Active filters are electronic waveform filters which require their own power source (such as any filter powered with an op-amp), as opposed to passive filters (such as RC filters) which do not require an external power source. Active filters allow higher roll-of and better transfer characteristics than passive filters, but require more componentry and consume power.
Types of Filters
- Butterworth (designed to give a flat gain response through the pass-band, at the expense of having a low transition between the pass and stop-band)
- Tschebyscheff (designed to have the steepest transition between the pass ad stop-band, at the expense of gain ripple through the pass-band)
Active filters can have gain. However, introducing gain introduces other issues, and the usual practise is to make any active filter have unity gain (a gain of one). Then what is the advantage of an active filter over a passive you may ask? A passive filter always has a gain of less than 1, which results it the output being attenuated to some degree. The gain of a passive filter also depends on the load, while an ideal active filter keeps the gain stable.
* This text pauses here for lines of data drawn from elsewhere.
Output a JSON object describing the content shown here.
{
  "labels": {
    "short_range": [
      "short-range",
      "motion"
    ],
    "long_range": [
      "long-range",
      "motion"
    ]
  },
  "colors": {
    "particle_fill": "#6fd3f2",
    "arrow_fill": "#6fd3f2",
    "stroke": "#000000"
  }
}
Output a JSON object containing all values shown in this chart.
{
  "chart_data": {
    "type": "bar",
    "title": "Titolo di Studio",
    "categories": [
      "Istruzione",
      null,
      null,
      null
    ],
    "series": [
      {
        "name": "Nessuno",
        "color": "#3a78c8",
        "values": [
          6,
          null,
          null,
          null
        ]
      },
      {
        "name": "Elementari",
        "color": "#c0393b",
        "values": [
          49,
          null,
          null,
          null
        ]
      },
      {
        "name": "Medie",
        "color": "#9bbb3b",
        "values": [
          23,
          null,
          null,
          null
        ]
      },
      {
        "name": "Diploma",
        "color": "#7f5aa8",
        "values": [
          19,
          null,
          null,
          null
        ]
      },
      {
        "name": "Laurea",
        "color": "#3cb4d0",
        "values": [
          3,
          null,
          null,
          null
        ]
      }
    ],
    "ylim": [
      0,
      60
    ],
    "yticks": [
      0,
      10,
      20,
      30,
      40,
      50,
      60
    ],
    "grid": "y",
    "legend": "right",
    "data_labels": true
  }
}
OKAWA Filter Design and Analysis (http://sim.okawa-denshi.jp/en/Fkeisan.htm) - Recommended Awesome site with web-based calculators and design tools for active and passive filters. Very detailed site with many configuration options and the site even outputs graphs of your designed filter response.
PSoC Microcontrollers And The PSoC Creator IDE The PSoC microcontroller features an in-built and versatile digital filter block, and the IDE has a graphically-edited method of configuring the DFB to do exactly what you want. The IDE even shows you graphs of the expected response (magnitude, phase, step plots e.t.c).